Merging conflict checking takes a long time #43

Closed
opened 2023-02-19 14:30:00 +01:00 by Brecht Van Lommel · 10 comments

This can take for example 10 minutes, and causes developers to be blocked from merging their pull requests in the meantime.

When a commit is pushed to the main branch, all pull requests targeting that branch will begin conflict checking (patch_checker). This involves operations like making a temporary shared, bare clone of the repository.

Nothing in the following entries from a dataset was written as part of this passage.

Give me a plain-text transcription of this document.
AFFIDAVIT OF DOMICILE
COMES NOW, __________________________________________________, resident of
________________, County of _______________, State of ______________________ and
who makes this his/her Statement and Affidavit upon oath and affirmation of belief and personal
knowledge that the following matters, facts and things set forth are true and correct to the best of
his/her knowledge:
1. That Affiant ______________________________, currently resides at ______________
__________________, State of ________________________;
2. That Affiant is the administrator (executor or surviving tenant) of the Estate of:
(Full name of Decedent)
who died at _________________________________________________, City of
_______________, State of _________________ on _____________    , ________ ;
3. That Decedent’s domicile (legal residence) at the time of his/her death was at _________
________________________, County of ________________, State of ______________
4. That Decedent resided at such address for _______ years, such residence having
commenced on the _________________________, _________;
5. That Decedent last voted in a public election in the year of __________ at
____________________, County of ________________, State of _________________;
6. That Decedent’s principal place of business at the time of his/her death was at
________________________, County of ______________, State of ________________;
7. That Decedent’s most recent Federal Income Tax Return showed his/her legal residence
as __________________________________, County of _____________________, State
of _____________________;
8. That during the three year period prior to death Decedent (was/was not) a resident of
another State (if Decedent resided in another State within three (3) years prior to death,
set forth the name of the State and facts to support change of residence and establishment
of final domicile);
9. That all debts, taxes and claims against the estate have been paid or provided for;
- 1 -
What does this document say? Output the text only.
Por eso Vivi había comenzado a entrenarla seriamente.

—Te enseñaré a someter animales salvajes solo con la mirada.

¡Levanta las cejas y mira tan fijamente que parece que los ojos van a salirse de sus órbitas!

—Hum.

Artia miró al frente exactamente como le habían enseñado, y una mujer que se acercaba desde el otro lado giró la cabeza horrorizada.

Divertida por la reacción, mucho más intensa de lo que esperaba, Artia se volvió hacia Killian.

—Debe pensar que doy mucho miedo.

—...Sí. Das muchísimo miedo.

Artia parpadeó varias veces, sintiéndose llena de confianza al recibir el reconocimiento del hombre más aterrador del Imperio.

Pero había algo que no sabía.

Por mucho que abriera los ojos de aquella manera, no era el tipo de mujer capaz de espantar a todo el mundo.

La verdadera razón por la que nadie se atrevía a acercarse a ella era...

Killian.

Even if this would take just a couple of seconds, multiply that by 125 open pull requests and it's going to take a while to get through everything.

A few ideas:

  • Prioritize the pull requests checking by recent activity, as these are most likely the ones developers are actively working on and trying to get merged.
  • Find a way to configure workers so that push_update and patch_checker can run in parallel instead of just 1 worker doing it. Also the number of workers never seems to go beyond 1.
  • Investigate performance of cloning on Ceph. On my laptop with SSD it's only a few seconds but it's likely worse. Perhaps the work path can be configured to be on a ramdisk or some other faster drive, assuming this either does not involve hard links or they can be preserved across filesystems.
  • Find some way to speed up cloning and potentially other operations.

There is also the following display bug. On pushing changes to a PR, it can show this error, which gets resolved once push_update completes.

This pull request is broken due to missing fork information.

Workers seem to be configured in such a way that first all the conflict checking has to be completed before it handles more push updates.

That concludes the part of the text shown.